More than 40 percent of COVID-19 deaths in the United States are linked to outbreaks in long-term care facilities, according to an analysis by The New York Times.
LY-CoV555, developed by Lilly in collaboration with Canadian biotech company AbCellera, is a monoclonal antibody with a strong neutralizing effect on SARS-CoV-2 rata protein sesame from blood samples taken from the first COVID-19 rehabilitation in the United States.
typically, drugmakers conduct research through experienced test sites, such as large medical centers, which have the tools and materials to conduct complex medical experiments.
for BLAZE-2, Lilly and the National Institutes of Health's COVID-19 Prevention Network (CoVPN) are using modified recreational vehicles (RVs) as on-site infusion clinics in nursing homes involved in the study.

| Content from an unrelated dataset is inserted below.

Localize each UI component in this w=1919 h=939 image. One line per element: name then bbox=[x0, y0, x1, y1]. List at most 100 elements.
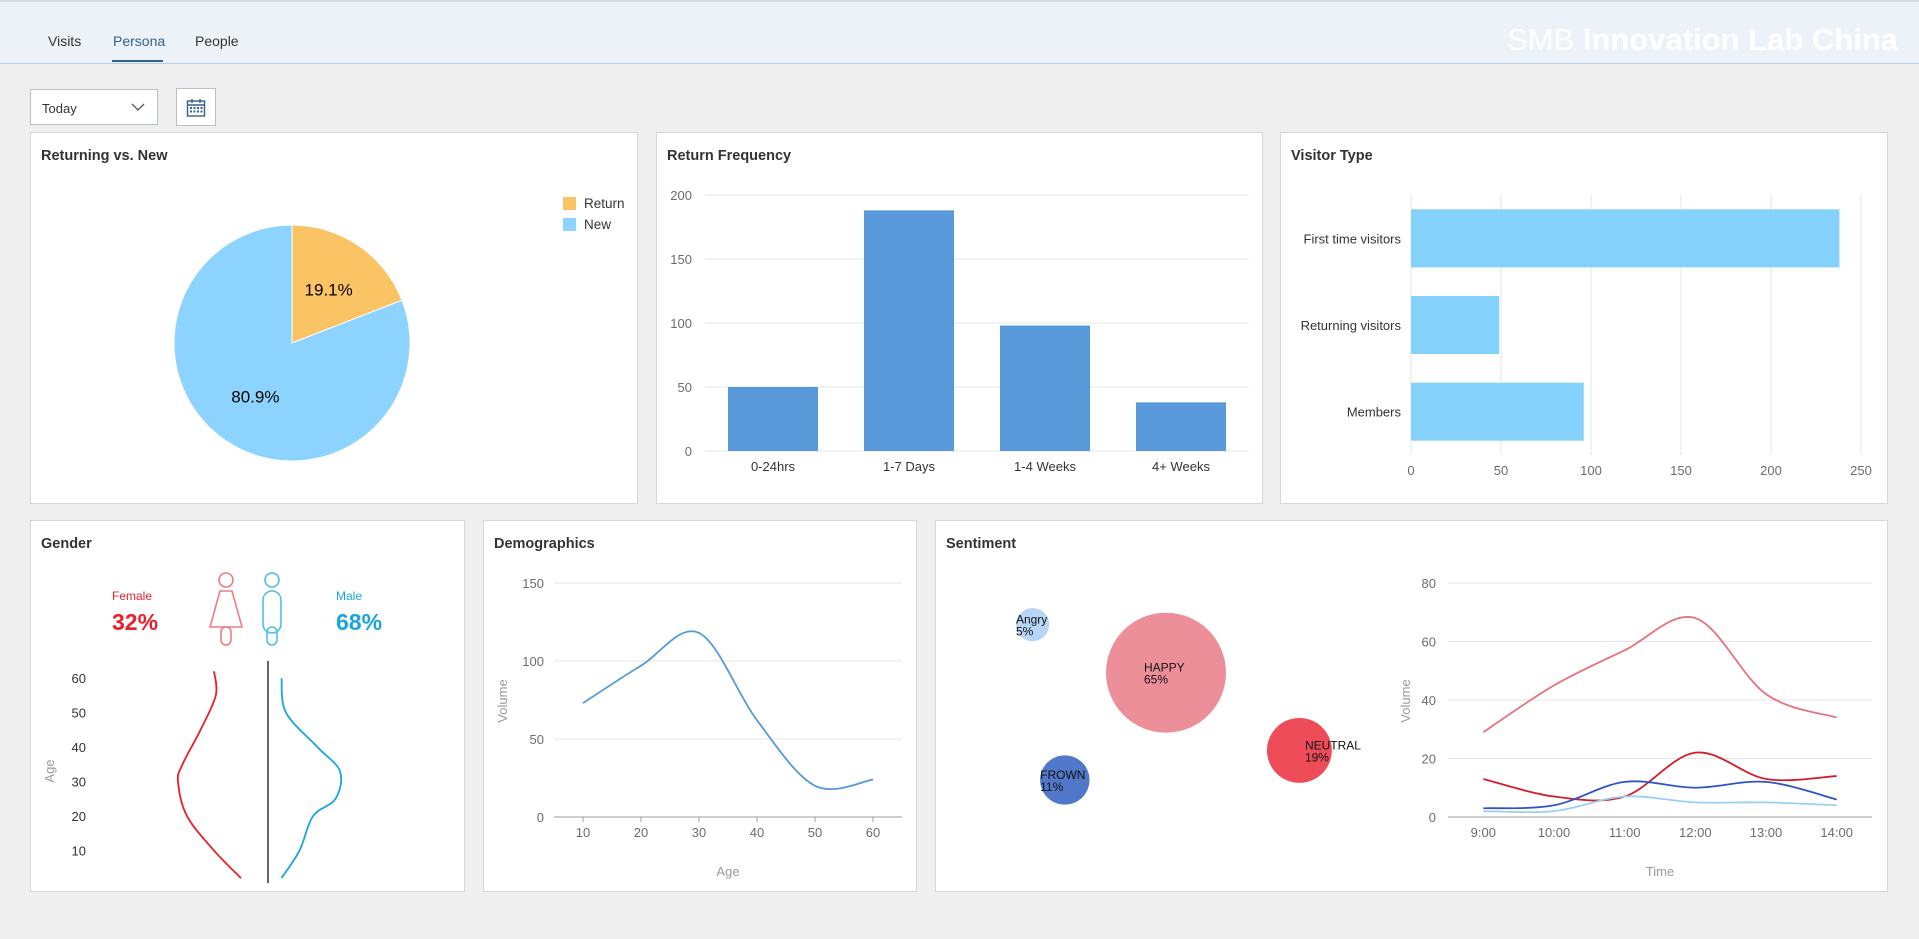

with these RV fleets, Lilly's goal is to respond quickly to hot areas of the disease and recruit 2,400 nursing home residents or staff.
the trial will test whether a single dose of LY-CoV555 can reduce the rate of coronavirus infection within 4 weeks and COVID-19 complications within 8 weeks.
Lilly has two other studies under way: a Phase I trial of hospitalized COVID-19 patients, and a Phase II study of BLAZE-1 involving 400 patients, the latter of which was a light and moderate patient recently diagnosed with COVID-19.
Lilly is expected to complete the BLAZE-1 entry in September, after which preliminary results will be released and full data available in the fourth quarter.
at this time, Lilly has not provided a timetable for the BLAZE-2 trial. A spokesman for
said data disclosure in Phase II and Phase III trials was highly dependent on patient admission.
Lilly also said two other Phase III studies will be conducted on PATIENTs with COVID-19 who are in the hospital with moderate or severe hospitalization.
the company expects 100,000 doses of LY-CoV555 by the end of the year if the drug proves to be effective.
at the same time, Lilly's partner in China, Junshi Bio, in June has promoted another antibody drug, JS016, to phase I clinical trials in humans.
JS016 is also rapidly screened from the body of patients in rehab and recombined in vitro to express a high lysmic and capable of all-human monoclonal antibodies.
in preclinical in vitro and rhesus monkey susmos, JS016 demonstrated good neutralactivity and blocking ability, demonstrating the therapeutic and prevention potential of anti-neo-coronavirus.
mid-July, Junshi Bio announced that all subjects in the Phase I trial in China had completed administration of the drug, and no dose-restriction events had been observed so far.
as the first new clinical lymic virus neutralizing antibodies in China, JS016 is at the world's leading research and development progress, its clinical trials in the United States also launched in the second quarter.
Reference Source: 1. Lilly starts phase 3 test of COVID-19 antibody in nursing homes 2. Lilly to test COVID-19 antibody drug in un nursorthodoxing home study.